Costa remete para Segurança Interna
Confrontado pelo DN, o gabinete de António Costa afirma que as suas palavras foram "citações de declarações públicas da secretária-geral do Sistema de Segurança Interna (SSI), autoridade em quem confia na informação que lhe é dada". O SSI decidiu não elevar o nível de ameaça em território nacional quando o furto foi conhecido, apesar da investigação do MP admitir aqueles crimes graves.
Sobre este tema, a secretária-geral do SSI, a procuradora Helena Fazenda, fez declarações públicas na sua última audição no Parlamento, mas sem se referir diretamente aos crimes que estariam ou não em causa. Fazenda disse haver "vários cenários e linhas de investigação que têm de ser exploradas".

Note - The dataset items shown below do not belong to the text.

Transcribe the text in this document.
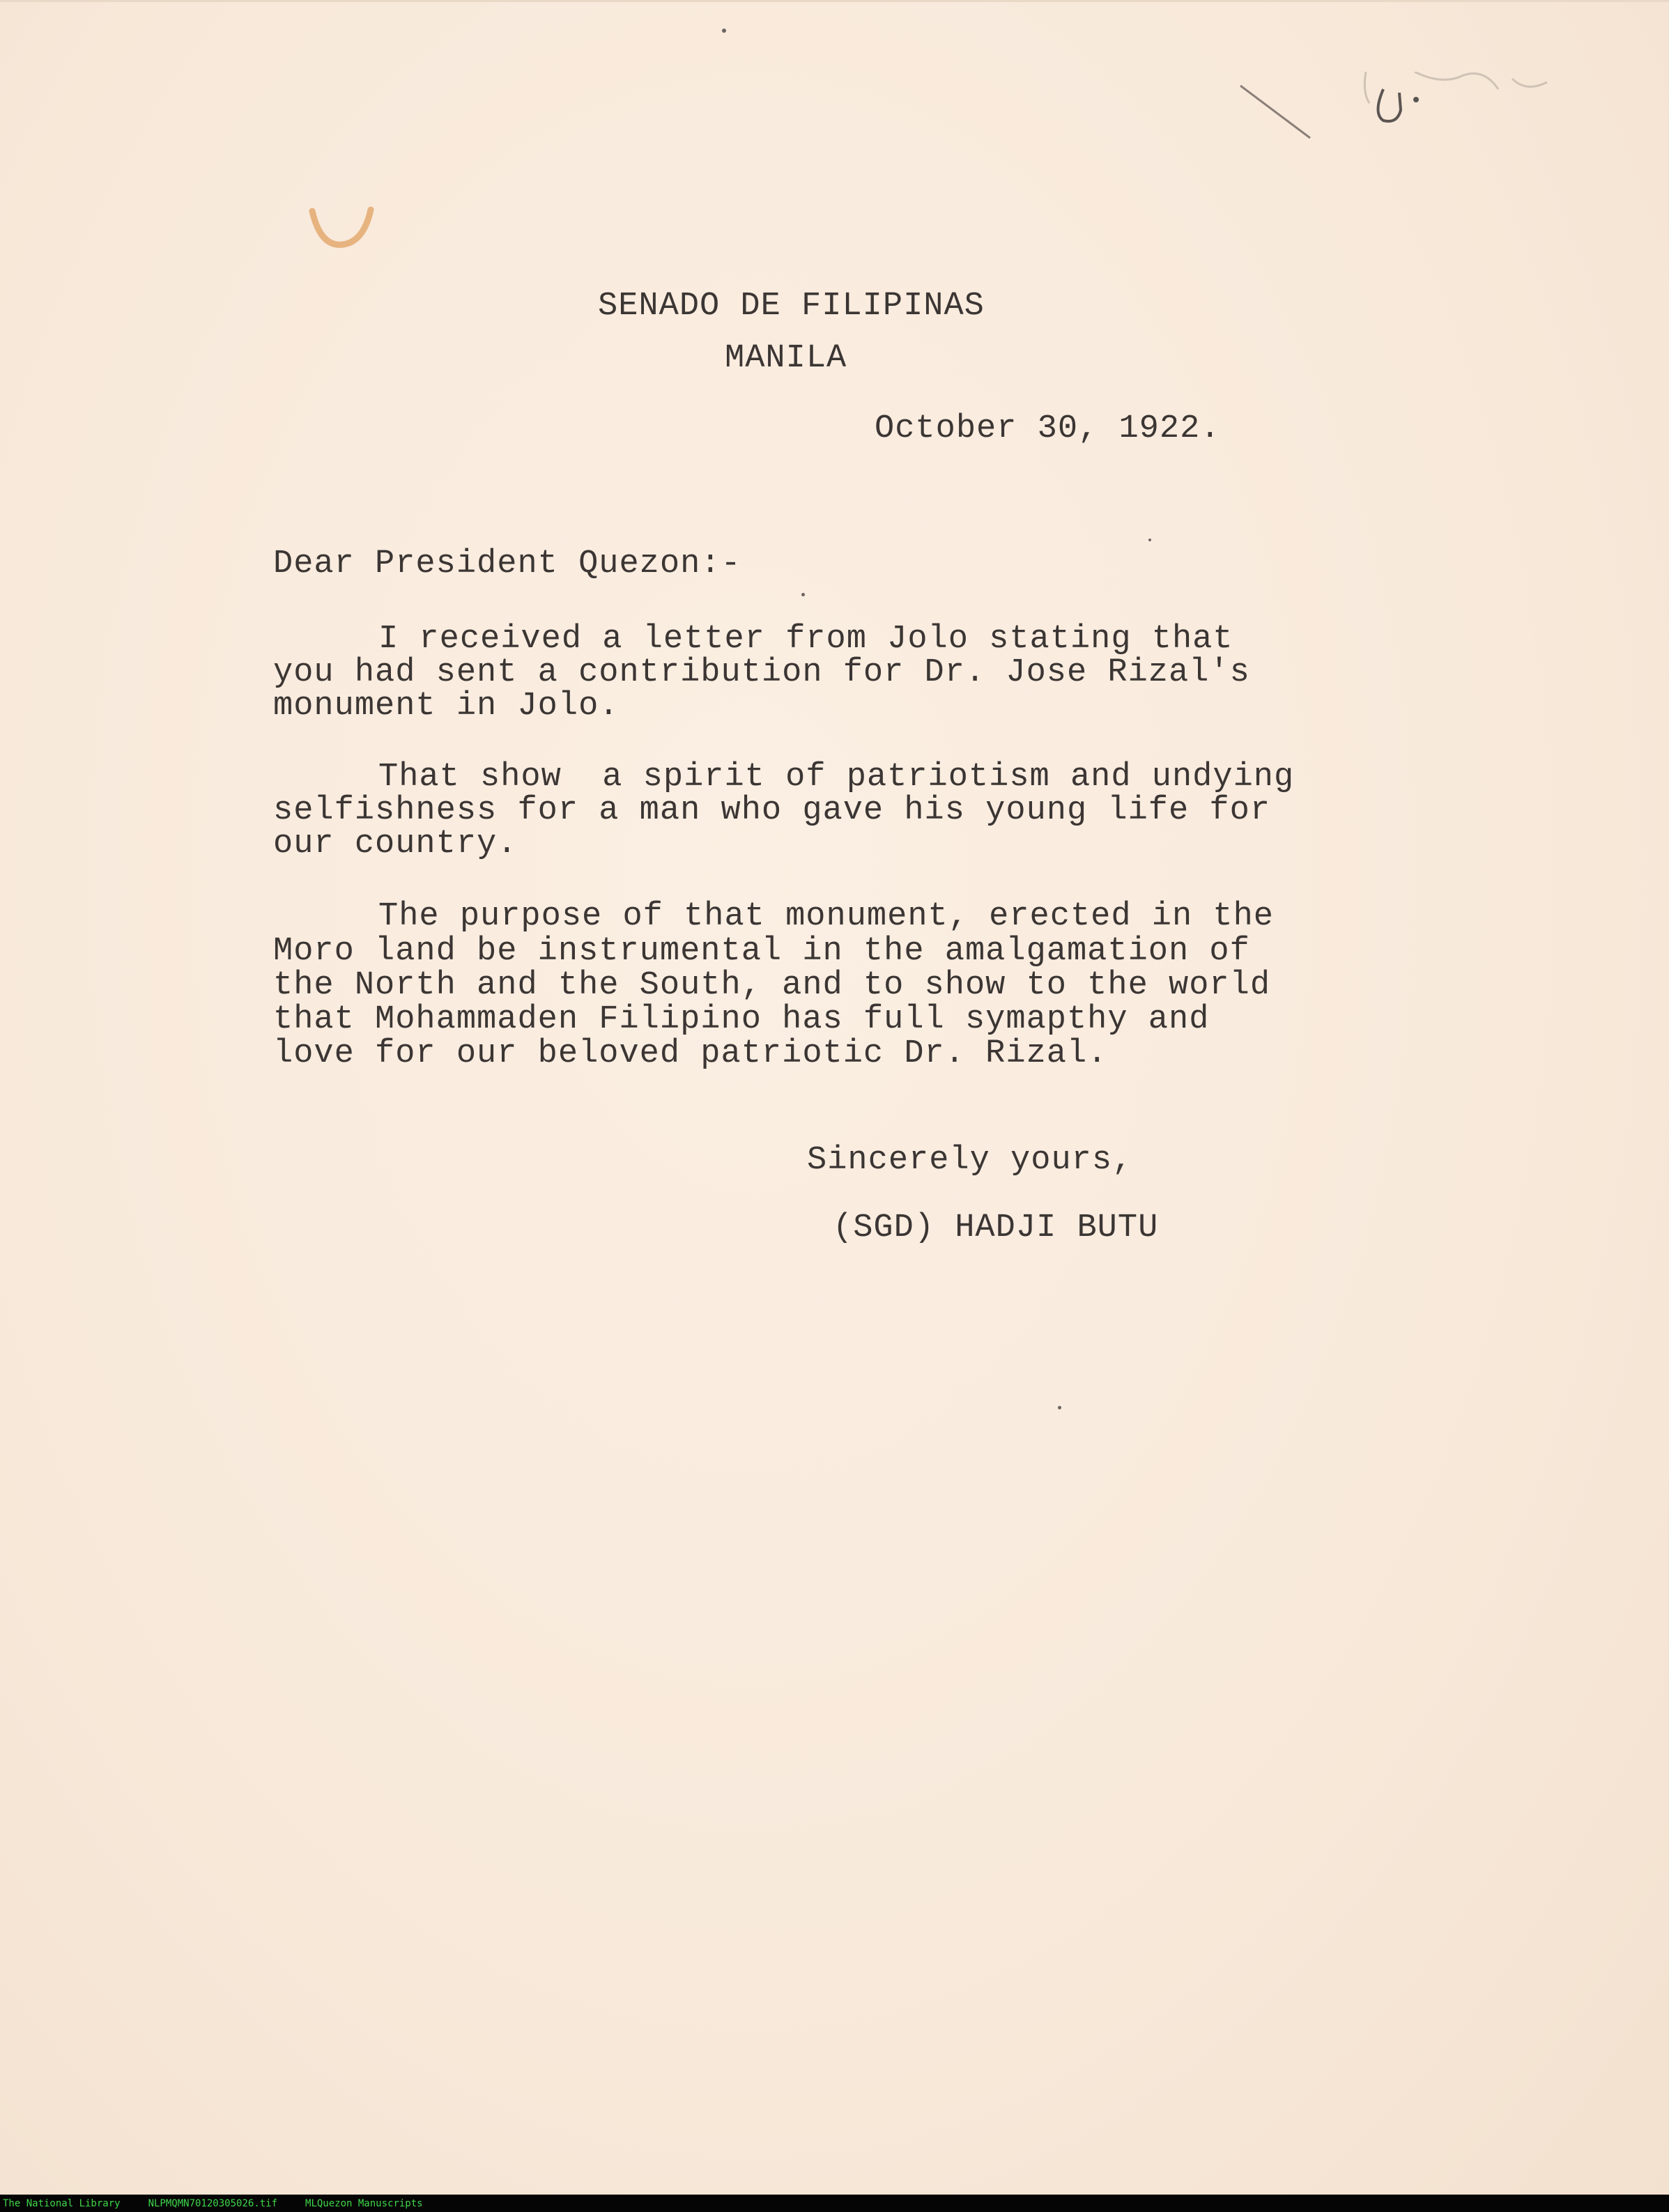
SENADO DE FILIPINAS
MANILA
October 30, 1922.
Dear President Quezon:-
I received a letter from Jolo stating that
you had sent a contribution for Dr. Jose Rizal's
monument in Jolo.
That show  a spirit of patriotism and undying
selfishness for a man who gave his young life for
our country.
The purpose of that monument, erected in the
Moro land be instrumental in the amalgamation of
the North and the South, and to show to the world
that Mohammaden Filipino has full symapthy and
love for our beloved patriotic Dr. Rizal.
Sincerely yours,
(SGD) HADJI BUTU
The National Library	NLPMQMN70120305026.tif	MLQuezon Manuscripts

A magistrada deixou, no entanto, implícito que não haveria crimes dessa natureza envolvidos, quando explicou que o nível de ameaça não tinha sido elevado porque, na UCAT, "o que foi e o que é transmitido" por parte da investigação não revelou qualquer "dado objetivo que, de facto, determine a alteração" do nível de ameaça "ou que seja suscetível de pôr em causa o enquadramento da segurança interna".